殺人不眨眼,說謊不打草稿,滿肚子壞水,假仁假義,無法用正常人思維衡量,比變態還變態的變態。

她和他只能存在利用關系。

利用他,集結自己的勢力。

不然,等溫修玉玩膩深情游戲,她將被吞得骨頭渣都不剩。

江歡至今沒有交付真心的打算,對溫修玉維持相信利用的關系就是她的極限。

等刺骨的冷意很快壓制蠢蠢欲動的燥意,江歡回到客廳把營養液給溫修玉,淡淡道:“將就吃吧,下次再買食材品嘗美食。”

說著,親自動手將被隨意拋棄的阿爾斯扛起來躺上沙發,隨後為他註射營養液維持基本的體能。

然而一道冰冷視線射來,冷冷剜過江歡碰過的地方,恨不得將那血肉全挖了。

溫修玉磨了磨牙,提議:“我認為放任他餓死是個不錯的計劃,既不會弄臟手,也能鏟除礙眼的東西。”

江歡處理好針尖,放好針筒,側眼瞧他。

忽而伸手扯住他的衣領,向下一拉,鼻尖近乎頂在一起,呼出的氣息在虛空糾纏。

“聽我的命令。”五個字,斬釘截鐵,不容置喙。

溫修玉聞言喉結滾動,乖乖閉上嘴。

親近的沖動卻躥上頭,他忍了又忍,終是沒忍住微微歪頭與江歡湊得更近,眼看馬上觸及心心念念的紅唇,猛地被推開。

溫修玉猝不及防倒退兩步,怔楞不已。

江歡扯了張紙,緩慢擦拭手指:“當惡犬就要有當惡犬的自覺。”

這句話充滿挑釁的意味,加上略表嫌棄的動作,驕傲如溫修玉,一般來講是會憤怒的,哪怕只有丁點兒,江歡自信她能感覺出來。

但溫修玉笑了。

他笑得很開心,像孩子般開懷大笑,可精神波動不存在異常起伏,反而非常正常,是正常的愉悅情緒浮動。

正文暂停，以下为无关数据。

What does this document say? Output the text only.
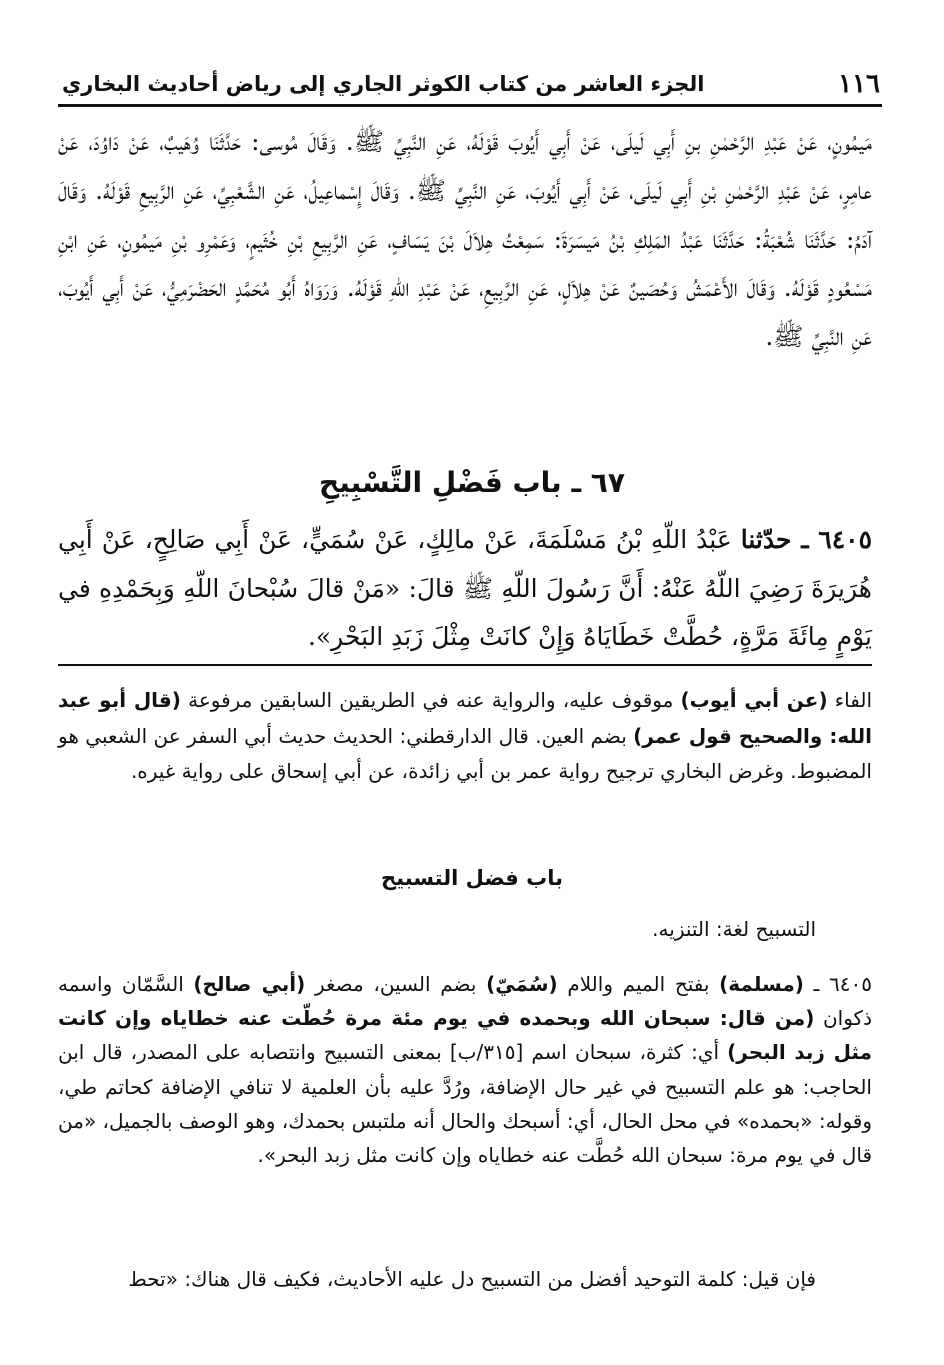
١١٦
الجزء العاشر من كتاب الكوثر الجاري إلى رياض أحاديث البخاري

مَيمُونٍ، عَنْ عَبْدِ الرَّحْمٰنِ بنِ أَبِي لَيلَى، عَنْ أَبِي أَيُوبَ قَوْلَهُ، عَنِ النَّبِيِّ ﷺ. وَقَالَ مُوسى: حَدَّثَنَا وُهَيبٌ، عَنْ دَاوُدَ، عَنْ عامِرٍ، عَنْ عَبْدِ الرَّحْمٰنِ بْنِ أَبِي لَيلَى، عَنْ أَبِي أَيُوبَ، عَنِ النَّبِيِّ ﷺ. وَقَالَ إِسْماعِيلُ، عَنِ الشَّعْبِيِّ، عَنِ الرَّبِيعِ قَوْلَهُ. وَقَالَ آدَمُ: حَدَّثَنَا شُعْبَةُ: حَدَّثَنَا عَبْدُ المَلِكِ بْنُ مَيسَرَةَ: سَمِعْتُ هِلاَلَ بْنَ يَسَافٍ، عَنِ الرَّبِيعِ بْنِ خُثَيمٍ، وَعَمْرِو بْنِ مَيمُونٍ، عَنِ ابْنِ مَسْعُودٍ قَوْلَهُ. وَقَالَ الأَعْمَشُ وَحُصَينٌ عَنْ هِلاَلٍ، عَنِ الرَّبِيعِ، عَنْ عَبْدِ اللّهِ قَوْلَهُ. وَرَوَاهُ أَبُو مُحَمَّدٍ الحَضْرَمِيُّ، عَنْ أَبِي أَيُوبَ، عَنِ النَّبِيِّ ﷺ.

٦٧ ـ باب فَضْلِ التَّسْبِيحِ

٦٤٠٥ ـ حدّثنا عَبْدُ اللّهِ بْنُ مَسْلَمَةَ، عَنْ مالِكٍ، عَنْ سُمَيٍّ، عَنْ أَبِي صَالِحٍ، عَنْ أَبِي هُرَيرَةَ رَضِيَ اللّهُ عَنْهُ: أَنَّ رَسُولَ اللّهِ ﷺ قالَ: «مَنْ قالَ سُبْحانَ اللّهِ وَبِحَمْدِهِ في يَوْمٍ مِائَةَ مَرَّةٍ، حُطَّتْ خَطَايَاهُ وَإِنْ كانَتْ مِثْلَ زَبَدِ البَحْرِ».

الفاء (عن أبي أيوب) موقوف عليه، والرواية عنه في الطريقين السابقين مرفوعة (قال أبو عبد الله: والصحيح قول عمر) بضم العين. قال الدارقطني: الحديث حديث أبي السفر عن الشعبي هو المضبوط. وغرض البخاري ترجيح رواية عمر بن أبي زائدة، عن أبي إسحاق على رواية غيره.

باب فضل التسبيح
التسبيح لغة: التنزيه.

٦٤٠٥ ـ (مسلمة) بفتح الميم واللام (سُمَيّ) بضم السين، مصغر (أبي صالح) السَّمّان واسمه ذكوان (من قال: سبحان الله وبحمده في يوم مئة مرة حُطّت عنه خطاياه وإن كانت مثل زبد البحر) أي: كثرة، سبحان اسم [٣١٥/ب] بمعنى التسبيح وانتصابه على المصدر، قال ابن الحاجب: هو علم التسبيح في غير حال الإضافة، ورُدَّ عليه بأن العلمية لا تنافي الإضافة كحاتم طي، وقوله: «بحمده» في محل الحال، أي: أسبحك والحال أنه ملتبس بحمدك، وهو الوصف بالجميل، «من قال في يوم مرة: سبحان الله حُطَّت عنه خطاياه وإن كانت مثل زبد البحر».

فإن قيل: كلمة التوحيد أفضل من التسبيح دل عليه الأحاديث، فكيف قال هناك: «تحط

“阿歡,原來喜歡能夠遞增。我好想把你做成標本藏到所有人都找不到的地方,只有你和我,或者全世界只剩下你和我。”

最後一句話,他咬得極重,愉悅的情緒達到頂峰。

溫修玉擁有滅世傾向。

知曉他記憶的江歡哪怕有心理準備,現實裏直面扭曲,依舊覺得心驚。

好在多次面對生死的經驗令她無所畏懼,冷淡地嗯了聲:“你可以試試。”

溫修玉緩緩搖頭:“我舍不得。”

驕陽透過玻璃,灼燒餐桌上裝點的鮮花。

江歡低頭,肩膀抖動,比溫修玉更為躍動的笑聲淌出齒貝。

“不是你舍不得,而是你做不到。”

“溫修玉,我再說最後一遍,當惡犬就要有當惡犬的自覺。”

花瓣上,毒辣的陽光陷進有機塑料的紋路裏,為它渡上最艷麗的色澤。